The European Court of Justice has dismissed an appeal by a renewables developer against an earlier decision related to feed-in tariff (FIT) cuts by the Greek government, and ordered the clean power company to pay costs in a case dating back to May 2015.
From the end of 2014, when the Greek government introduced a law reducing solar FIT payments and clawing back “overpayments” made during 2013, Athens-based Solar Ileias Bompaina AE argued that the electricity supply companies it sold its clean power to should also have been required to help the effort to pay down the deficit of the national fund used to pay renewables FITs.
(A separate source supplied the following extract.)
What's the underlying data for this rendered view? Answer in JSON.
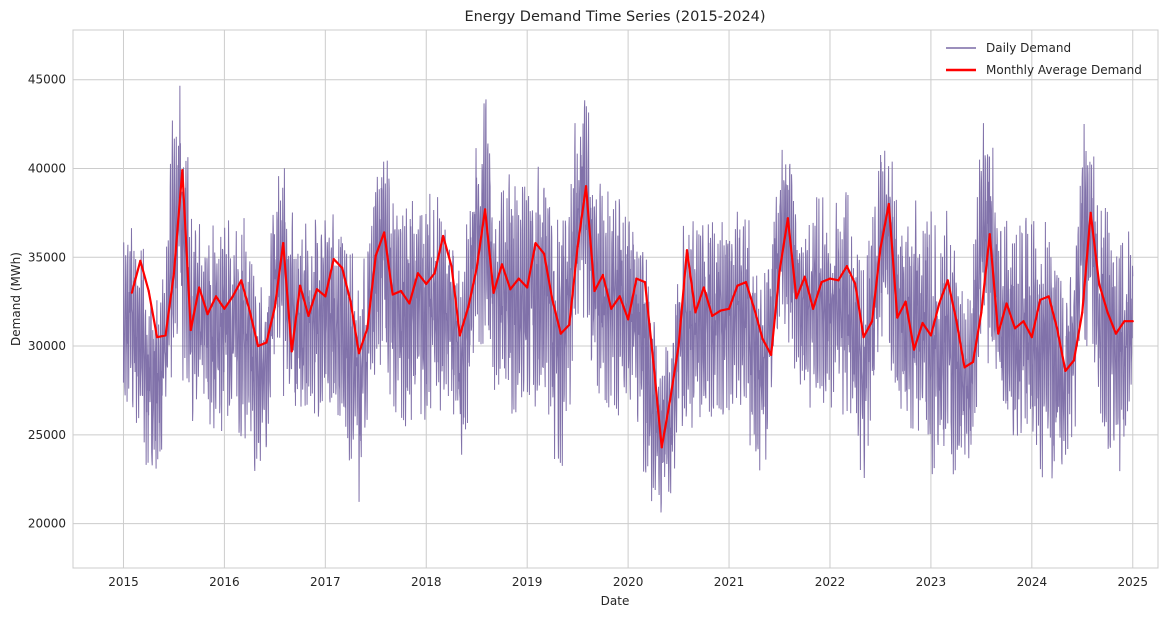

In May 2015, the developer argued that Greek electricity suppliers – companies that buy power from generators and sell it on to energy consumers at market rates – had effectively received illegal state aid by virtue of being exempted from the requirement to return some of the revenue they had banked in 2013, when the FIT rates received by clean power generators had ensured a high price for their energy.
The European Commission said, in December 2018, that the solar developer had failed to prove electricity suppliers had contributed to the deficit on the national FIT payment fund. It also said that electricity generators and suppliers were not in a comparable situation, and that the rebate of FIT payments required from clean power producers did not constitute state aid for electricity suppliers.
When Solar Ileias sought to annul those findings, in March 2019, it was not permitted to do so, as it had not provided sufficient evidence of the effect on its business to be classed as an “interested party.” The developer appealed its lack of interested party status in September 2020 and the court announced in April that the appeal has been rejected and Solar Ileias must pay the legal costs of both parties.